Even though there are communities and individuals who can’t afford healthy and affordable options, food waste is about 30% to 40% of the total food supply, according to the U.S. Department of Agriculture. Data from the Journal of Sustainable Development shows that around 1.3 million people in New York City deal with hunger every day.
Harlem Community Fridge is also a piece of artwork, conveying a message of solidarity and equality, said Boyewa, who reached out to fellow Harlem artist Jaleeca Yancy for help designing the refrigerator’s exterior.
It took Yancy almost three weeks to draw images of iconic Black activists, like Audre Lorde, James Baldwin and Malcolm X onto the fridge.
Speaking about the figures depicted, Yancy said, “They are all from different decades in life. But they all have the same message and the same ideology about community, about assisting each other.”

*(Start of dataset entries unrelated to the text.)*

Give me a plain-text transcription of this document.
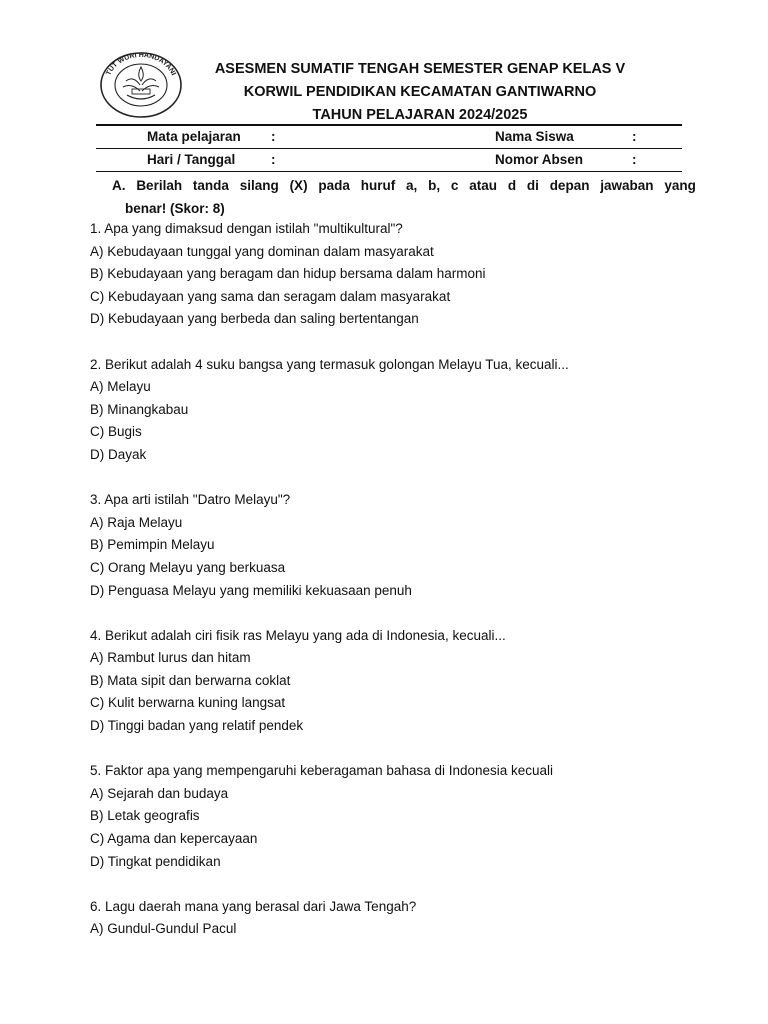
TUT WURI HANDAYANI	ASESMEN SUMATIF TENGAH SEMESTER GENAP KELAS V
KORWIL PENDIDIKAN KECAMATAN GANTIWARNO
TAHUN PELAJARAN 2024/2025
Mata pelajaran :	Nama Siswa	:
Hari / Tanggal	:	Nomor Absen	:
A. Berilah tanda silang (X) pada huruf a, b, c atau d di depan jawaban yang
benar! (Skor: 8)
1. Apa yang dimaksud dengan istilah "multikultural"?
A) Kebudayaan tunggal yang dominan dalam masyarakat
B) Kebudayaan yang beragam dan hidup bersama dalam harmoni
C) Kebudayaan yang sama dan seragam dalam masyarakat
D) Kebudayaan yang berbeda dan saling bertentangan
2. Berikut adalah 4 suku bangsa yang termasuk golongan Melayu Tua, kecuali...
A) Melayu
B) Minangkabau
C) Bugis
D) Dayak
3. Apa arti istilah "Datro Melayu"?
A) Raja Melayu
B) Pemimpin Melayu
C) Orang Melayu yang berkuasa
D) Penguasa Melayu yang memiliki kekuasaan penuh
4. Berikut adalah ciri fisik ras Melayu yang ada di Indonesia, kecuali...
A) Rambut lurus dan hitam
B) Mata sipit dan berwarna coklat
C) Kulit berwarna kuning langsat
D) Tinggi badan yang relatif pendek
5. Faktor apa yang mempengaruhi keberagaman bahasa di Indonesia kecuali
A) Sejarah dan budaya
B) Letak geografis
C) Agama dan kepercayaan
D) Tingkat pendidikan
6. Lagu daerah mana yang berasal dari Jawa Tengah?
A) Gundul-Gundul Pacul
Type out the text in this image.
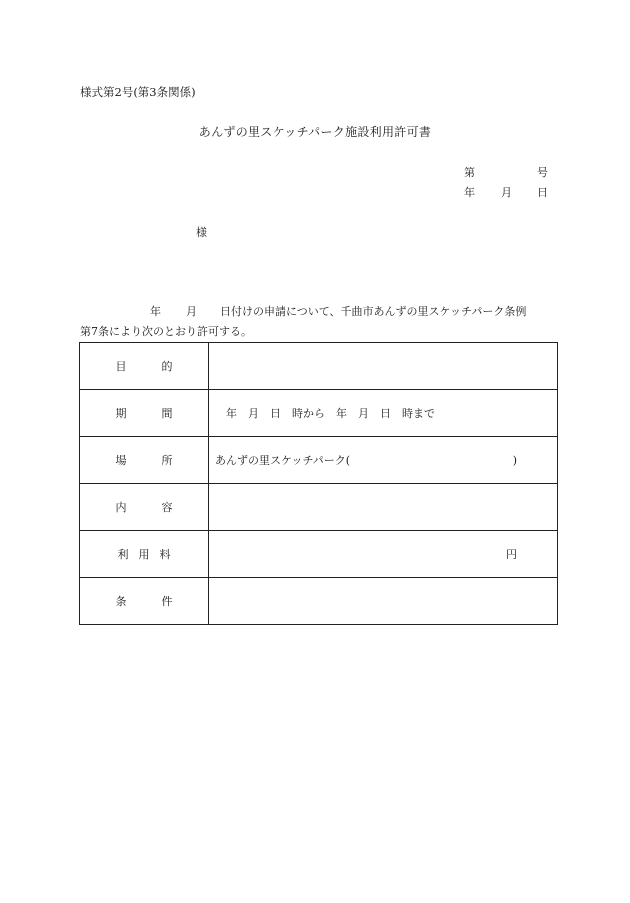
様式第2号(第3条関係)
あんずの里スケッチパーク施設利用許可書
第	号
年 月 日
様
年 月 日付けの申請について、千曲市あんずの里スケッチパーク条例
第7条により次のとおり許可する。
目的	
期間	年　月　日　時から　年　月　日　時まで
場所	あんずの里スケッチパーク( )

内容	
利用料	円

条件	
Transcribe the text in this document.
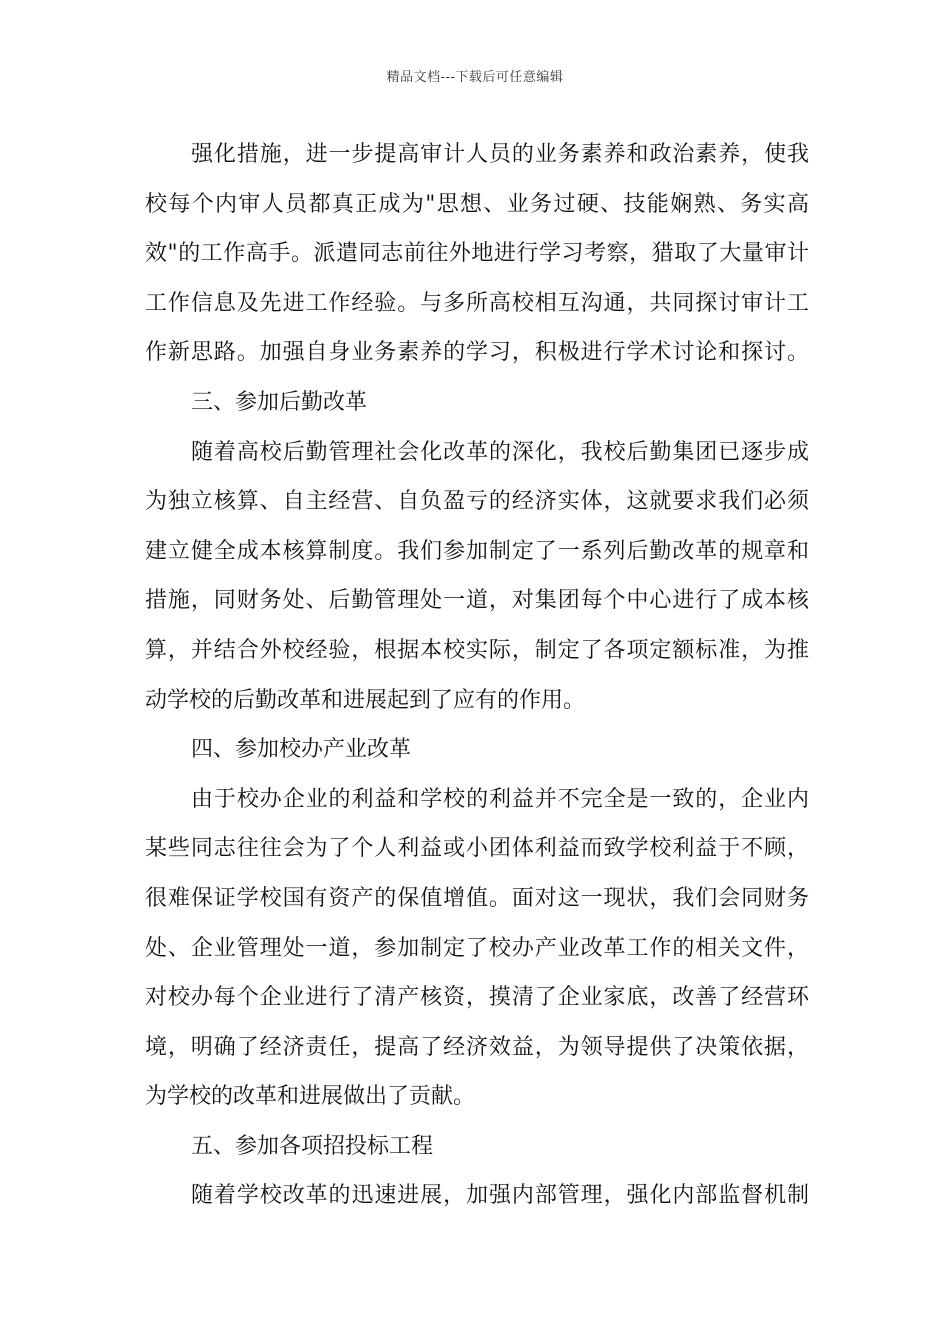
精品文档---下载后可任意编辑
强化措施，进一步提高审计人员的业务素养和政治素养，使我
校每个内审人员都真正成为"思想、业务过硬、技能娴熟、务实高
效"的工作高手。派遣同志前往外地进行学习考察，猎取了大量审计
工作信息及先进工作经验。与多所高校相互沟通，共同探讨审计工
作新思路。加强自身业务素养的学习，积极进行学术讨论和探讨。
三、参加后勤改革
随着高校后勤管理社会化改革的深化，我校后勤集团已逐步成
为独立核算、自主经营、自负盈亏的经济实体，这就要求我们必须
建立健全成本核算制度。我们参加制定了一系列后勤改革的规章和
措施，同财务处、后勤管理处一道，对集团每个中心进行了成本核
算，并结合外校经验，根据本校实际，制定了各项定额标准，为推
动学校的后勤改革和进展起到了应有的作用。
四、参加校办产业改革
由于校办企业的利益和学校的利益并不完全是一致的，企业内
某些同志往往会为了个人利益或小团体利益而致学校利益于不顾，
很难保证学校国有资产的保值增值。面对这一现状，我们会同财务
处、企业管理处一道，参加制定了校办产业改革工作的相关文件，
对校办每个企业进行了清产核资，摸清了企业家底，改善了经营环
境，明确了经济责任，提高了经济效益，为领导提供了决策依据，
为学校的改革和进展做出了贡献。
五、参加各项招投标工程
随着学校改革的迅速进展，加强内部管理，强化内部监督机制
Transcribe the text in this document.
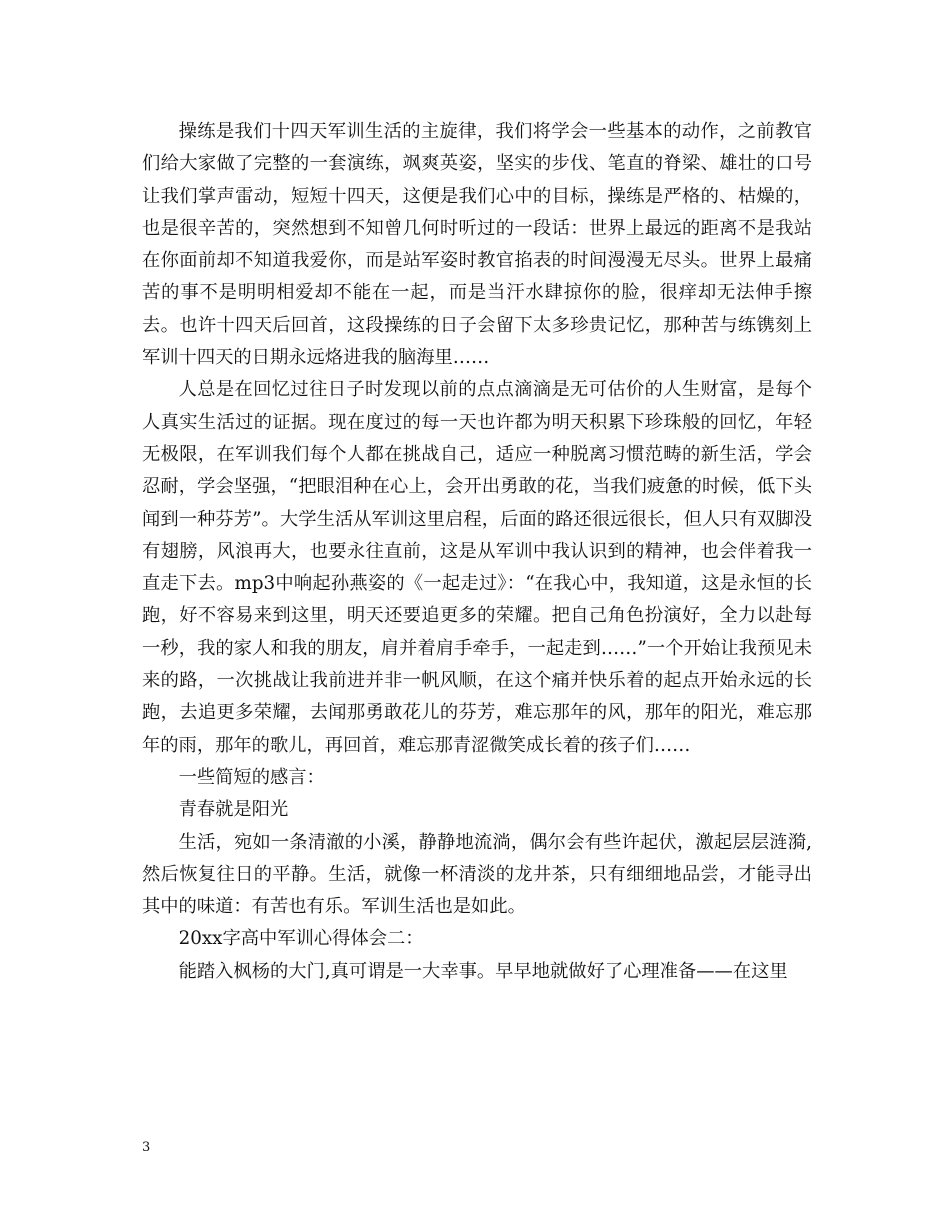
操练是我们十四天军训生活的主旋律，我们将学会一些基本的动作，之前教官们给大家做了完整的一套演练，飒爽英姿，坚实的步伐、笔直的脊梁、雄壮的口号让我们掌声雷动，短短十四天，这便是我们心中的目标，操练是严格的、枯燥的，也是很辛苦的，突然想到不知曾几何时听过的一段话：世界上最远的距离不是我站在你面前却不知道我爱你，而是站军姿时教官掐表的时间漫漫无尽头。世界上最痛苦的事不是明明相爱却不能在一起，而是当汗水肆掠你的脸，很痒却无法伸手擦去。也许十四天后回首，这段操练的日子会留下太多珍贵记忆，那种苦与练镌刻上军训十四天的日期永远烙进我的脑海里……

人总是在回忆过往日子时发现以前的点点滴滴是无可估价的人生财富，是每个人真实生活过的证据。现在度过的每一天也许都为明天积累下珍珠般的回忆，年轻无极限，在军训我们每个人都在挑战自己，适应一种脱离习惯范畴的新生活，学会忍耐，学会坚强，“把眼泪种在心上，会开出勇敢的花，当我们疲惫的时候，低下头闻到一种芬芳”。大学生活从军训这里启程，后面的路还很远很长，但人只有双脚没有翅膀，风浪再大，也要永往直前，这是从军训中我认识到的精神，也会伴着我一直走下去。mp3中响起孙燕姿的《一起走过》：“在我心中，我知道，这是永恒的长跑，好不容易来到这里，明天还要追更多的荣耀。把自己角色扮演好，全力以赴每一秒，我的家人和我的朋友，肩并着肩手牵手，一起走到……”一个开始让我预见未来的路，一次挑战让我前进并非一帆风顺，在这个痛并快乐着的起点开始永远的长跑，去追更多荣耀，去闻那勇敢花儿的芬芳，难忘那年的风，那年的阳光，难忘那年的雨，那年的歌儿，再回首，难忘那青涩微笑成长着的孩子们……

一些简短的感言：

青春就是阳光

生活，宛如一条清澈的小溪，静静地流淌，偶尔会有些许起伏，激起层层涟漪,然后恢复往日的平静。生活，就像一杯清淡的龙井茶，只有细细地品尝，才能寻出其中的味道：有苦也有乐。军训生活也是如此。

20xx字高中军训心得体会二：

能踏入枫杨的大门,真可谓是一大幸事。早早地就做好了心理准备——在这里

3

Despite the project’s success, the idea of putting a fridge packed with free and fresh produce that anybody could access on the street was not as easy as Boyewa thought it would be. For one, household refrigerators are more fragile than they appear, she said. They aren’t designed to withstand the constant opening and closing. After experiencing a few fridge breakdowns, she realized that only an industrial refrigerator could do the job.
A shortage of help has also been an issue. “I don’t have a lot of volunteers, just a few people,” said Boyewa, who doesn’t want to push people to assist her. “Then it becomes a job,” she said.
To pull off this project, Boyewa gets up early. Starting at 7 a.m., she drives to different food providers, then back to her fridge site, collecting and stocking. Sometimes, she also helps set up food for other organizations that have community fridges around the city.
Cleaning and disinfecting the fridge are part of her routine as well. To prevent cross contamination when people take out food, Boyewa puts certain items, such as bagels, in individual packages. And all prepared foods have labels with ingredients, for anyone with food allergies.
Despite the safety precautions taken, however, not everyone is thrilled with the community fridge.
Boyewa said one resident, who lives in the building where the fridge is located, threatened to call the Department of Sanitation if the fridge wasn’t removed. But the resident eventually apologized, after she saw how much the community was in need of food, said Boyewa.
Jeffrey Shaman, professor of environmental health sciences at Columbia’s Mailman School of Public Health, said that even if food donors and volunteers follow appropriate hand cleaning and hygiene protocols, food safety might be a concern.
“It is important that food insecurity be addressed,” said Shaman. But with COVID-19, he strongly recommends that people wear gloves and masks while picking up and dropping off food. It is unsafe to solely rely on the daily disinfection of the fridges, he said.
But food safety isn’t the top concern for Boyewa, who said she’s worried about winter. The project relies heavily on donations and people will be less likely to go outside and fill the fridge, she said.
“Often when the cold hits, people retreat,” said Boyewa. “Hope the weather will be nice to us.”